Mientras leía un ensayo de William Hazlitt sobre por qué las cosas lejanas gustan particularmente a la vista, entendí la razón de mi hiperestesia: “Los objetos lejanos gustan porque insinúan una idea de espacio y gran dimensión, y al no estar cerca de la mirada, la imaginación los reviste con colores indefinibles y livianos”.
No contemplo objetos distantes desde hace meses. Mi imaginación depende ahora de otros impulsos ajenos al paseo y la sorpresa del paisaje. Mis únicas andanzas posibles por ahora son los libros. Así que para meter el dedo en la llaga y extrañar aún más las caminatas al aire libre, comencé a leer varios ensayos sobre el paseo.
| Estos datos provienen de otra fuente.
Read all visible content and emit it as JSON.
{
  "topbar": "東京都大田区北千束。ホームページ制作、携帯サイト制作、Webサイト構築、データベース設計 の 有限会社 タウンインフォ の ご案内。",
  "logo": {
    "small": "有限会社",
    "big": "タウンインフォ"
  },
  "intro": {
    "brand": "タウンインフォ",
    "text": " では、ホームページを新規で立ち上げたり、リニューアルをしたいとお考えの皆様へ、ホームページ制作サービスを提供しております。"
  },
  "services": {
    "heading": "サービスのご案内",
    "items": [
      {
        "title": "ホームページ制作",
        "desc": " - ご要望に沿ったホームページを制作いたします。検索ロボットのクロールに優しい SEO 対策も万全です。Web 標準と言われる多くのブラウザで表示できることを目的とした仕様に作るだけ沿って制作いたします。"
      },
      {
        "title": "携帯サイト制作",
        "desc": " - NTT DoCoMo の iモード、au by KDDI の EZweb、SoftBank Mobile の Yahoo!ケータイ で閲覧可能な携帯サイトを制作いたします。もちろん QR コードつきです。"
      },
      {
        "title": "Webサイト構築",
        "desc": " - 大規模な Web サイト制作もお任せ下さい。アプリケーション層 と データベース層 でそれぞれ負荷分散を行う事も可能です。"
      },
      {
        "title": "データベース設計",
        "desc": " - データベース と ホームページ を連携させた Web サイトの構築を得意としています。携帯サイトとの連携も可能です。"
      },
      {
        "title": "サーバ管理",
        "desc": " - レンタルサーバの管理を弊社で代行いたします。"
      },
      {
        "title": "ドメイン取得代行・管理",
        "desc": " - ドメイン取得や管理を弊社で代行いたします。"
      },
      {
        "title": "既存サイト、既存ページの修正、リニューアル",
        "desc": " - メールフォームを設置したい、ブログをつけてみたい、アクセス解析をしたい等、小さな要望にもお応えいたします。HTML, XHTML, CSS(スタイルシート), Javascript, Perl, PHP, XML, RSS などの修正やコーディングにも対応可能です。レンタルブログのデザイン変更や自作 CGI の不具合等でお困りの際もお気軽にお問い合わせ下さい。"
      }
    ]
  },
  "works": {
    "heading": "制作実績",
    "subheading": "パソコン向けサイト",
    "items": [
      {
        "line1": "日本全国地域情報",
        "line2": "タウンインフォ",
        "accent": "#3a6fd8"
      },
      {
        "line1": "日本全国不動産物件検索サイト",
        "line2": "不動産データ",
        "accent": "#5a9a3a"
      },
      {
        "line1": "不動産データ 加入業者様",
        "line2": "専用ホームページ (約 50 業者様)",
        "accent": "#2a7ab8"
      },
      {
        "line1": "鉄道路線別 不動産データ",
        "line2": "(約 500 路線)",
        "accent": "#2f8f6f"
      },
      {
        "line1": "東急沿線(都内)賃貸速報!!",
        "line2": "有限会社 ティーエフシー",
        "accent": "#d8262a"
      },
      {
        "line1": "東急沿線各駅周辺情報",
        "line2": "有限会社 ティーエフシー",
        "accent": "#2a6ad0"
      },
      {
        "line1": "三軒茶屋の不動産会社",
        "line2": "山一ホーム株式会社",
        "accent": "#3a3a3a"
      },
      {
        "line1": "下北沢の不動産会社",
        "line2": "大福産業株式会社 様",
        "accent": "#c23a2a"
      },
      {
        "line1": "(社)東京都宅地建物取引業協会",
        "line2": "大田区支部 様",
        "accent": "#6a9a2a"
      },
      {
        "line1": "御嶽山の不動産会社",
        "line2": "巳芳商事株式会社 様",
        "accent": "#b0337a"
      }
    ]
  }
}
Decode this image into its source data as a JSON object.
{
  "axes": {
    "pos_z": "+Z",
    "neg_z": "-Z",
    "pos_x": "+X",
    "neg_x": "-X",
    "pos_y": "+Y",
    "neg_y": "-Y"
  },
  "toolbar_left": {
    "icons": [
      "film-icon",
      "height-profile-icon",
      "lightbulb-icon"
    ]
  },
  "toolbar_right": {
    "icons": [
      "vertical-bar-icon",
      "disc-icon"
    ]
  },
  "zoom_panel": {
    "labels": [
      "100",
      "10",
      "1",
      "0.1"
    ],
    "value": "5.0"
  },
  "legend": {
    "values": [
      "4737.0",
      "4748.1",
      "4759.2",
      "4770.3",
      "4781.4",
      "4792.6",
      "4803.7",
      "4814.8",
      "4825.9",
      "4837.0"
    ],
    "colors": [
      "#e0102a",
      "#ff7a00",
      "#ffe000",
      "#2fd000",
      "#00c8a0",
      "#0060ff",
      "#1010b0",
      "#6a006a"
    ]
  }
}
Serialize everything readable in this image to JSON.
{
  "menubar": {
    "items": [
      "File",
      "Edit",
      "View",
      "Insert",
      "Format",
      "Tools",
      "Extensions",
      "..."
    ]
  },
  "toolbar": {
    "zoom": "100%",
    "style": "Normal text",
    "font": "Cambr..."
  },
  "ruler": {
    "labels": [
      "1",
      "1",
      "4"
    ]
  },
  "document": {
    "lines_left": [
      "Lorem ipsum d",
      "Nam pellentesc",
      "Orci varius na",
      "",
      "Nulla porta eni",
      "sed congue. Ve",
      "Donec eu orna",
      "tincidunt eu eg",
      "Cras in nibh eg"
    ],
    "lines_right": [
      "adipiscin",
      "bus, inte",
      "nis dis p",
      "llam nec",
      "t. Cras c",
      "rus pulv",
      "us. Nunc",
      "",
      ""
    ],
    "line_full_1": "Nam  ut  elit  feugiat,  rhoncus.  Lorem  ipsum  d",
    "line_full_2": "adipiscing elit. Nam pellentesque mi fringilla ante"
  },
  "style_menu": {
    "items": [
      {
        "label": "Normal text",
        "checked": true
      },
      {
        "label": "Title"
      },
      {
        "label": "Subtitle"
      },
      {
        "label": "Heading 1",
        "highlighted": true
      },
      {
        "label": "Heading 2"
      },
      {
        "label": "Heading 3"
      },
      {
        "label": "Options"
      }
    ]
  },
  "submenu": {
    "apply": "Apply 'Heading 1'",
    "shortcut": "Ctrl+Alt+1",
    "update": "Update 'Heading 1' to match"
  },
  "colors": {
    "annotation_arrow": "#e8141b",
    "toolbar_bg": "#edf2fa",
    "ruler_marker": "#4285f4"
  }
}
Escritores como Walter Benjamin, Aldous Huxley, Virginia Woolf o Max Beerbohm, entre otros han reflexionado sobre el deambular como práctica estética. Una actividad que extraño como pocas en la cuarentena.
“El alma del paseo es la libertad”, escribió Hazlitt en su ensayo “Salir de paseo”. La andanza solitaria y en la naturaleza –como él la sugiere– es una actividad que no solo implica una aventura exterior, sino una indagación interior en consonancia con el paisaje; una ensoñación que puede llevar tan lejos como los inabarcables caminos de un bosque. Como Hazlitt, Stevenson gozaba de las excursiones a solas y en el campo. Sus caminatas eran un absoluto deleite. No tenían otro fin que el gozo del cuerpo, la naturaleza y el placer del pensamiento. Habitar la dicha en el andar era su único objetivo: “La caminata del día de mañana ha de llevarte, en cuerpo y alma, a una región diferente del infinito”, decía.
En cambio, para De Quincey, sus paseos eran urbanos y le gustaba acompañarlos de caudalosas dosis de láudano que lo llevaban a descubrir tierras ignotas en medio de las multitudes londinenses y sus bajofondos. El comedor de opio recorría callejones y pasadizos en busca de su querida Ann y los murmullos de los pobres.
Otro ambulante de ciudad es el insomne Dickens, que recorría Londres en busca de una compañía para el amanecer, rodeándose de fantasmas, merodeadores hambrientos y transeúntes tenebrosos. Virginia Woolf prefería las caminatas invernales por la tarde para perderse en el anonimato de la capital inglesa y permitir el descanso de su atormentada mente. Para ella el paseo consiste en rozar con la mirada los detalles prosaicos de la cotidianidad.
Cuando esto acabe espero volvamos a valorar el paseo y la admiración de las pequeñas cosas al aire libre, ya sea en el campo o en la ciudad. Tal vez entonces abandone algo de mi sensibilidad nerviosa y conozca una región del infinito.